Elias plods out, throwing a side-glance over his shoulder. “Dude, he’s losing it. And over some chick? Seriously.”
“She’s not ‘some chick,’” I yell, but Troll is between us, a blockage heaved up to stop me from ripping Elias’ arms off.
“Really? Because she looks like one to me.”
As we walk off the bus, the whole band is affected. Emil cocks an imaginary gun at my head and makes a fizzled pang with puckered lips, and it’s not annoying and stupid as shit at all. I tell him.
Troll wedges himself in between us again, and Nadia is small and quiet at my side, her hand engulfed in mine.
I know I need to let this go, get a grip and all that, but the reminder? I really did not need a reminder. She said she’s never been away from her husband this long before. What if the douchebag starts fucking her again?
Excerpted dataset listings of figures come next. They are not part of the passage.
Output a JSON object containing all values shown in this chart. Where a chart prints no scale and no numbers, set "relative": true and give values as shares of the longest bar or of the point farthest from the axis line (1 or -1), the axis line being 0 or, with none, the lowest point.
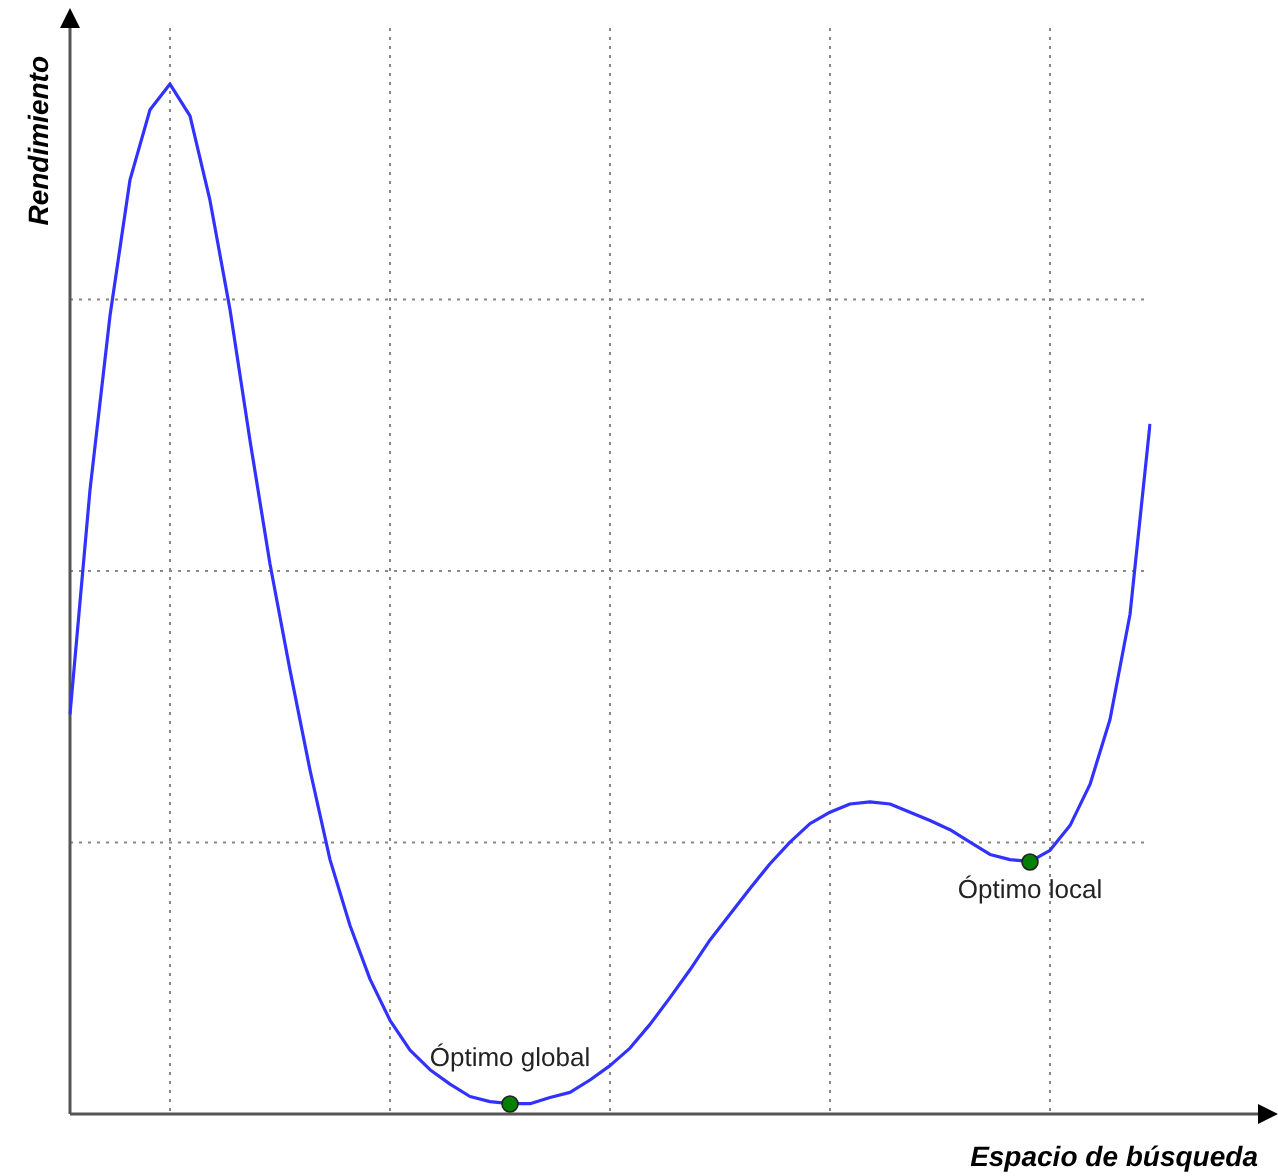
{
  "chart_data": {
    "type": "line",
    "relative": true,
    "xlabel": "Espacio de búsqueda",
    "ylabel": "Rendimiento",
    "grid": true,
    "categories": [
      null,
      null,
      null,
      null,
      null,
      null,
      null,
      null,
      null,
      null,
      null,
      null,
      null,
      null,
      null,
      null,
      null,
      null,
      null,
      null,
      null,
      null,
      null,
      null,
      null,
      null,
      null,
      null,
      null,
      null,
      null,
      null,
      null,
      null,
      null,
      null,
      null,
      null,
      null,
      null,
      null,
      null,
      null,
      null,
      null,
      null,
      null,
      null,
      null,
      null,
      null,
      null,
      null,
      null,
      null
    ],
    "series": [
      {
        "type": "line",
        "color": "#3232ff",
        "marker": "none",
        "values": [
          0.388,
          0.606,
          0.775,
          0.907,
          0.975,
          1,
          0.969,
          0.887,
          0.781,
          0.654,
          0.534,
          0.431,
          0.334,
          0.247,
          0.183,
          0.131,
          0.091,
          0.062,
          0.043,
          0.029,
          0.017,
          0.012,
          0.01,
          0.01,
          0.016,
          0.021,
          0.033,
          0.047,
          0.064,
          0.087,
          0.113,
          0.14,
          0.169,
          0.194,
          0.219,
          0.243,
          0.264,
          0.282,
          0.293,
          0.301,
          0.303,
          0.301,
          0.293,
          0.285,
          0.276,
          0.264,
          0.252,
          0.247,
          0.245,
          0.256,
          0.28,
          0.32,
          0.383,
          0.485,
          0.67
        ]
      }
    ],
    "annotations": [
      "Óptimo global",
      "Óptimo local"
    ]
  }
}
I’ll follow her to the airport tomorrow morning, but before that, Clown Irruption is supposed to shake up the Melville Center, and afterward, the night Nadia and I are going to have at a four-star hotel downtown needs to be memorable as hell!
“I’m not doing the meet-n-greet tonight,” I clip as we enter the Melville Center through a side entrance.
“The hell you aren’t,” Troll says calmly. The annoying thing is that when one of the band members flips his lid, Troll remains collected, the total opposite of how he is while organizing show details with venues and stagehands. Screw that.
“Actually, I’m not. I’m taking Nadia straight to the Bel Age, and th
en I won’t be seeing any of you fuckers until after she has left on that fucking plane.”
“Bo, please,” she whispers, mortified, but I can’t even look at her. I stare straight into Troy’s back. He’s keeping a low profile, striding forward, and today I despise him for it. Until he stops, turns slowly, and says, “Okay, Bo. Listen up. We’re a band, but we’re your friends too. If you need to go—go. We’ll cover for you.”
I’d ditch the after-show anyway, right when I want to, but damn if it doesn’t feel good with an ounce of understanding.
NADIA
The next hours gallop past. Besides making sure I’m with him wherever he goes, Bo doesn’t pay much attention to me. I’m behind him, fingers laced with his as we run through the hallways of the Melville Center basement on our way to pick up spare cables, new guitar picks, peruse deli trays, and grab beer.
I haven’t seen him drink on the trip, but as the afternoon turns dusky outside the small windows, he flips open more than a few Budweisers and knocks them back in large swallows. We find a room at the end of a corridor where the door handle gives and we can go in. His cell buzzes. It’s Troll asking if everything is okay, if he’s ready for the set, and I text back because Bo doesn’t care to reply.
Yes, we’re in Room A24. He’s got his acoustic guitar. Nadia.
OK, I’ll get him in 30, Troll answers.
“You want to hear what I think about you going home?” Bo asks, gaze hazy as he peers out from under his bangs.
“Okay,” I say because I don’t have a choice.
He doesn’t tell me. He plays it. It’s sad and quiet and growing louder and into more. The thuds of his knuckles are there again, vibrating hard against the wood. Soon, the melody is a short, intense loop that speeds up, speeds up, until it screams his inability to stop me.
I tear up. The song is flamenco passion and hard-rock fury, and when he finishes, his eyes turn cool as a snowy mountainside, concealing the intensity he just let me see.
“That’s all,” he murmurs. I throw myself at him. He saves his guitar, setting it down last minute before I jump him.